Extraits de la notice du bienheureux cardinal Schuster.
Nous connaissons l’existence de cette veillée depuis le IVe siècle. Nous lisons en effet dans la vie de sainte Mélanie la Jeune, que ses parents refusèrent de l’y conduire dans son enfance. Alors Mélanie se retira dans l’oratoire domestique et fit, le mieux qu’elle put, la veillée en l’honneur de saint Laurent.
Le Sacramentaire Léonien nous a conservé diverses formules de messes pour la veillée de cette nuit, ce qui témoigne de la popularité du culte de saint Laurent à Rome, telle qu’aucun autre saint n’en fut l’objet, à l’exception des Princes des Apôtres.
La tradition de la messe vigiliale se perpétua dans les Sacramentaires Gélasien et Grégorien, la liste des Évangiles de Würzbourg, etc., jusqu’à notre Missel actuel. Bien plus, quand, à la fin du moyen âge, on anticipa les vigiles des grandes fêtes à l’après-midi du jour précédent, saint Laurent eut sa messe in vigilia, suivie d’une autre prima missa in nocte.
L’introït célèbre la charité du saint Archidiacre, pour qui les vrais trésors de l’Église, ceux qu’il montra avec satisfaction au juge, étaient les pauvres. Ps. 111. « Il répandit ses largesses et donna aux pauvres ; sa justice demeure dans tous les siècles, sa puissance sera glorifiée et exaltée ».
Prière. — « Exaucez, ô Dieu, nos prières, et, par l’intercession de votre bienheureux martyr Laurent, dont nous anticipons la solennité, accordez-nous une perpétuelle miséricorde ». Elle plaît extrêmement à Dieu, cette prière nocturne, à laquelle si souvent nous exhortent les Écritures et qui, sanctifiée par l’exemple du Christ, est conservée maintenant, comme une tradition sacrée, par les Ordres monastiques et par plusieurs familles religieuses. L’âme qui prévient la lumière en pleurant ses péchés et en cherchant Dieu, exprime toute la force de sa contrition et l’énergie de sa foi. La prière matinale est comme la rosée qui, à l’aurore, descend pour rafraîchir et féconder le champ brûlé par le soleil de midi.
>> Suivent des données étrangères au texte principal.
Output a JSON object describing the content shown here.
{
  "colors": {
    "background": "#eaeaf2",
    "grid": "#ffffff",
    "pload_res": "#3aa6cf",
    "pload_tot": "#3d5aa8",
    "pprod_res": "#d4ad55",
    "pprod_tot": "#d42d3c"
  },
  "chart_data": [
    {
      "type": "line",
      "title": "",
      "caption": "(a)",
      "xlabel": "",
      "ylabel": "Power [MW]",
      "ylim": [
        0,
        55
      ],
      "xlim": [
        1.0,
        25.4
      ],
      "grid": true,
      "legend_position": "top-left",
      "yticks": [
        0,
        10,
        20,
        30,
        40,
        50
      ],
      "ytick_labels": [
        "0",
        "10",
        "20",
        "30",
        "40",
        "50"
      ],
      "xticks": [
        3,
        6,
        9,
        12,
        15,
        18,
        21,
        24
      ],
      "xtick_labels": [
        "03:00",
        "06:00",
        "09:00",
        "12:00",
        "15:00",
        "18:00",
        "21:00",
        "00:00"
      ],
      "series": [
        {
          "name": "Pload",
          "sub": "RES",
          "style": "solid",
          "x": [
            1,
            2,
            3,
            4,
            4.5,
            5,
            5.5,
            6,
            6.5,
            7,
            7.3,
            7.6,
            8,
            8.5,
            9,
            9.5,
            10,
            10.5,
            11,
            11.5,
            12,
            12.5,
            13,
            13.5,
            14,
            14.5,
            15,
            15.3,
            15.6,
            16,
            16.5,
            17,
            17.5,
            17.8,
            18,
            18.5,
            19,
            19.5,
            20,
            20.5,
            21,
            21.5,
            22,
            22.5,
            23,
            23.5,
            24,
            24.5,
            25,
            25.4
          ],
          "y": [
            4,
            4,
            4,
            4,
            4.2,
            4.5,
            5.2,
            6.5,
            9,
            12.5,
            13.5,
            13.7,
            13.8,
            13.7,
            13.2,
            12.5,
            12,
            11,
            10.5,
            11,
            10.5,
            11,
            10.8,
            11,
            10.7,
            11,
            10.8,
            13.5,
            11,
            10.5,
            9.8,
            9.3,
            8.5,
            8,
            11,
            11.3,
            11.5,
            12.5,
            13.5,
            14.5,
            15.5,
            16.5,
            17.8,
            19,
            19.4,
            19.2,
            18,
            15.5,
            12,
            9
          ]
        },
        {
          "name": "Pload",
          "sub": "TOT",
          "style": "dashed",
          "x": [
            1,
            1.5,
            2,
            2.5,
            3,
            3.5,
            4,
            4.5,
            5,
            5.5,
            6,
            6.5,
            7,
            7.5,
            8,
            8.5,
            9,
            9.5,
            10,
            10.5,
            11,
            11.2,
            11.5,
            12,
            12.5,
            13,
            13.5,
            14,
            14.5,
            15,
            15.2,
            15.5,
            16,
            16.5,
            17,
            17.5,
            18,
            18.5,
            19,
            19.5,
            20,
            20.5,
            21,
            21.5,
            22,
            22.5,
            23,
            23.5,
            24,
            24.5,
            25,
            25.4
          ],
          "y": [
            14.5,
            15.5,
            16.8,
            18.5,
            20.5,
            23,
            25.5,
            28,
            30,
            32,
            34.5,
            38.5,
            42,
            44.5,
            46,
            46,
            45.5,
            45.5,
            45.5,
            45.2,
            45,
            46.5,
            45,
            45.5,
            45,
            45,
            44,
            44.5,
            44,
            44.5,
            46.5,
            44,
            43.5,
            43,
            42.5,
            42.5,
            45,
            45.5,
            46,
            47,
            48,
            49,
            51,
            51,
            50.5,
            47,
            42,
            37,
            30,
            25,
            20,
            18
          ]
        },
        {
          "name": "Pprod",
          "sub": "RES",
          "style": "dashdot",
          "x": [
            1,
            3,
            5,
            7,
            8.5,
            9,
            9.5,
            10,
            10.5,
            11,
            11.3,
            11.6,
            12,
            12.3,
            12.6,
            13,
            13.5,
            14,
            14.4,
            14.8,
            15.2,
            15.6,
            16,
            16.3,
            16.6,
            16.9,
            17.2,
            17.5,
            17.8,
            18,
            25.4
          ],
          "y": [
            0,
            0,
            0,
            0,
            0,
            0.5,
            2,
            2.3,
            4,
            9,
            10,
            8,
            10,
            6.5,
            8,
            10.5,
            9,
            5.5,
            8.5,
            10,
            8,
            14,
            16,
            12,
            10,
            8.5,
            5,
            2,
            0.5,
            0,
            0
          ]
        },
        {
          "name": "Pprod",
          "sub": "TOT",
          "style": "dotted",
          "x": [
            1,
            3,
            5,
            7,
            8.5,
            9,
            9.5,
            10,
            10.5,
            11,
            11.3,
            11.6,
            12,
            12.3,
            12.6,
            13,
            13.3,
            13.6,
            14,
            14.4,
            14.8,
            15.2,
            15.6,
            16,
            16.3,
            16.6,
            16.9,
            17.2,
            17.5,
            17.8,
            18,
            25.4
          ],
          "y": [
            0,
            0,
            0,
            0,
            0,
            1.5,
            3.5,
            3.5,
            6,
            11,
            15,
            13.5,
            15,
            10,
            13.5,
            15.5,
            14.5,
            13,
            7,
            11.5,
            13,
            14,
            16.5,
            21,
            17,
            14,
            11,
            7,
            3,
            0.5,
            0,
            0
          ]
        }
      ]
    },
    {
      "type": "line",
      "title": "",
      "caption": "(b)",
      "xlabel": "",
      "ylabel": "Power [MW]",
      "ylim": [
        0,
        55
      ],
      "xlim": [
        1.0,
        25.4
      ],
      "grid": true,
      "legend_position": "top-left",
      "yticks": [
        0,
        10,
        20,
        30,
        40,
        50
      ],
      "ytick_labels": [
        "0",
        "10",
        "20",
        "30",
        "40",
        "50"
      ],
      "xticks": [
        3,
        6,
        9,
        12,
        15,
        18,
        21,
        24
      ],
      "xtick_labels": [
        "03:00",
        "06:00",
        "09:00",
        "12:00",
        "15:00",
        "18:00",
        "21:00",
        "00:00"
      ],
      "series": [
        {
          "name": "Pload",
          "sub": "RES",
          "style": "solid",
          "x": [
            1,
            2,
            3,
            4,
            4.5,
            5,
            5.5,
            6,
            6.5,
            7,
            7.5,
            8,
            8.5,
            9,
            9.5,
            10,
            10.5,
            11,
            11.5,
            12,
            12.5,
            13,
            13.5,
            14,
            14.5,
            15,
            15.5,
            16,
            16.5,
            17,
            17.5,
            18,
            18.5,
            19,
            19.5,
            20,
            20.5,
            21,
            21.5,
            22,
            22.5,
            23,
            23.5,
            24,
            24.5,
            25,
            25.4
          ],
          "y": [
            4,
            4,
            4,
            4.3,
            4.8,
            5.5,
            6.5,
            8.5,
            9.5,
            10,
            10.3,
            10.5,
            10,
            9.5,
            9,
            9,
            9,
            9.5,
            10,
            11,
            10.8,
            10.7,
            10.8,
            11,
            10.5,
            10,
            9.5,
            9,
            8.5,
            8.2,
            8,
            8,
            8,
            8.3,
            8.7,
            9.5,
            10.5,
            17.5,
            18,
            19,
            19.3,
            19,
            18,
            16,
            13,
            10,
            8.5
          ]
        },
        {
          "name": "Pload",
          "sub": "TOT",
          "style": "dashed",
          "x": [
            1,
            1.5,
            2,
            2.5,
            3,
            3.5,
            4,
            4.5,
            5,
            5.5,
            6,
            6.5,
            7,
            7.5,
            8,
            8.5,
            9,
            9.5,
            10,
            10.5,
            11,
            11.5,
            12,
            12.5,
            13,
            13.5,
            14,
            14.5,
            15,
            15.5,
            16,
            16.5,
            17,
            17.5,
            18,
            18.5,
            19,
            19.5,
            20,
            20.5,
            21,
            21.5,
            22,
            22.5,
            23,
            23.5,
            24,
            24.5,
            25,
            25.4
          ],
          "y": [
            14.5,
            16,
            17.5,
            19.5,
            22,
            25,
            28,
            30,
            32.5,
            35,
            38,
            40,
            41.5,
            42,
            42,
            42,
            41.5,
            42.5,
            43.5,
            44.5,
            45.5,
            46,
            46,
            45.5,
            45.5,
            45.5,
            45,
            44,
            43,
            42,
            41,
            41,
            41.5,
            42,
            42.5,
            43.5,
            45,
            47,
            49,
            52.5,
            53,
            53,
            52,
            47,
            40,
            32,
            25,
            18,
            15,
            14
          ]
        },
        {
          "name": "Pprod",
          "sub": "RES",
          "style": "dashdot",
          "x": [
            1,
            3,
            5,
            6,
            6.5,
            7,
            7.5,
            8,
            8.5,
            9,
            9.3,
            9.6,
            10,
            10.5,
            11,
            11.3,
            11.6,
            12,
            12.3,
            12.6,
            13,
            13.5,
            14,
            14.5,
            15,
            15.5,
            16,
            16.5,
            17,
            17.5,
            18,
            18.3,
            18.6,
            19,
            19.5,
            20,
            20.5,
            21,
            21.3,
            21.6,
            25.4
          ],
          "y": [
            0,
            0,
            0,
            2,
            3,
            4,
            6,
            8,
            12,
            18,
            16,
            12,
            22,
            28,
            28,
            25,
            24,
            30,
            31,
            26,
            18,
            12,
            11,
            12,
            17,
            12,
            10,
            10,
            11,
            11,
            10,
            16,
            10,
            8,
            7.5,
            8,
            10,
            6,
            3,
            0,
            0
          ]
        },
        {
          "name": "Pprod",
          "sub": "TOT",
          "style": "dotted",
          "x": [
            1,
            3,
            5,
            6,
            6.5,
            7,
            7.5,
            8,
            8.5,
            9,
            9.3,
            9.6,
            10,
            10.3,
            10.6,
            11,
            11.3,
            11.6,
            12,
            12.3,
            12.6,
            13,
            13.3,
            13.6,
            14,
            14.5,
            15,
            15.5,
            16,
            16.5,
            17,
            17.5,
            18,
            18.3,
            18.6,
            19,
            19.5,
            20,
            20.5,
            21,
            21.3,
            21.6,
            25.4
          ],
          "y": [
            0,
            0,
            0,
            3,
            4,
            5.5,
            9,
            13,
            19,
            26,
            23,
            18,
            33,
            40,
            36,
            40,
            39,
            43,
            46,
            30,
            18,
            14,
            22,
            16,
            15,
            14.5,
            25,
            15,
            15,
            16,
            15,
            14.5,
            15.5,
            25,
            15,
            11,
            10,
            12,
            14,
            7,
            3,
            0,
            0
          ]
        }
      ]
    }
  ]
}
Le répons est tiré du même psaume que l’introït : « Il répandit ses largesses et donna aux pauvres ; sa justice demeure à travers les siècles. Sa descendance sera puissante sur la terre, parce que la postérité des saints est en bénédiction ». Les saints appartiennent proprement à l’Église catholique ; leur descendance est donc l’Église elle-même, qui, par les mérites des justes, continue, prospère et triomphe.
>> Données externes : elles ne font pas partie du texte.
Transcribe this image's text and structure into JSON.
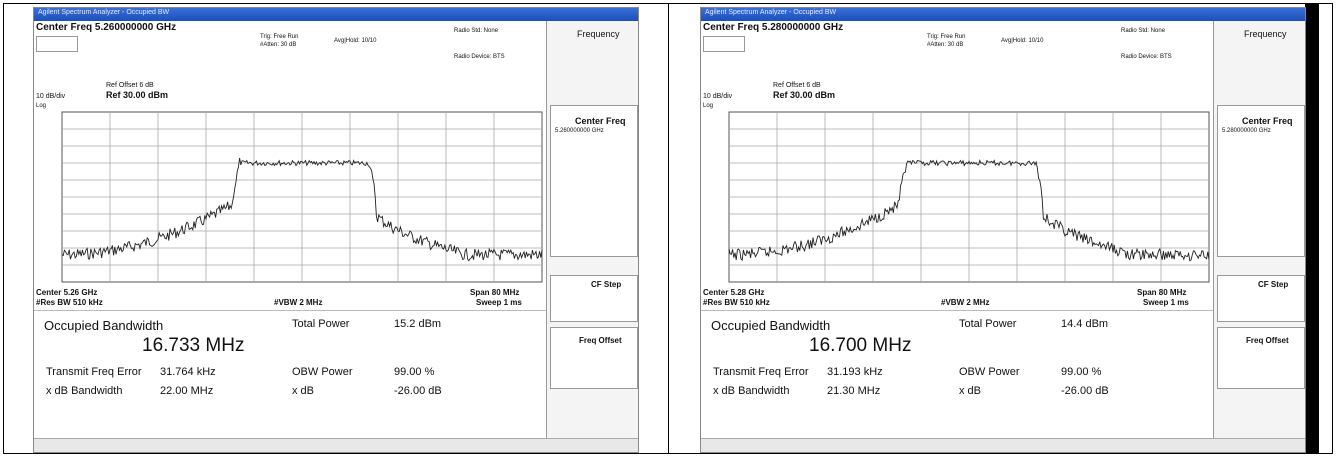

L’antienne pour l’oblation est tirée de Job. C’est le martyr qui en appelle de l’inique jugement de l’homme à un tribunal supérieur qui ne souffre pas d’erreur et n’admet pas d’injustice (Job, XVI, 20) : « Ma prière est pure, c’est pourquoi je demande que ma voix arrive jusqu’au ciel, car là-haut est mon témoin, mon garant. Que ma prière s’élève jusqu’au Seigneur ».
Le témoignage de la bonne conscience et la foi dans le juste jugement de Dieu, inspiraient une grande paix aux Martyrs au milieu de la tempête de haine qui les emportait. Aussi Tertullien écrivait-il dans son Apologétique : « Tandis que vous nous condamnez à mort, Dieu nous absout ; c’est pourquoi, à la lecture de votre sentence, nous répondons joyeux : Deo gratias ».
Sur l’oblation. — « Accueillez favorablement, Seigneur, les oblations que nous vous présentons ; et par les mérites de votre bienheureux martyr Laurent, délivrez-nous des liens du péché ». Celui qui, dans le dur martyre souffert pour le Seigneur, lui a tout donné, peut aussi tout sur son cœur. Voilà la raison pour laquelle l’Église, de toute antiquité, reconnaissait aux martyrs un privilège spécial d’intercession.
Après la Communion. — « Faites, Seigneur, que dans l’éternité nous puissions jouir de la compagnie du bienheureux Laurent dont nous célébrons aujourd’hui la mémoire par cet office ». Dans le ciel, outre la vision béatifique, nous recevrons une joie particulière de la société des saints. La raison en est que, les bienheureux étant unis les uns aux autres par un lien très parfait d’amour, la félicité de chacun sera multipliée à l’infini par celle de la cour céleste tout entière.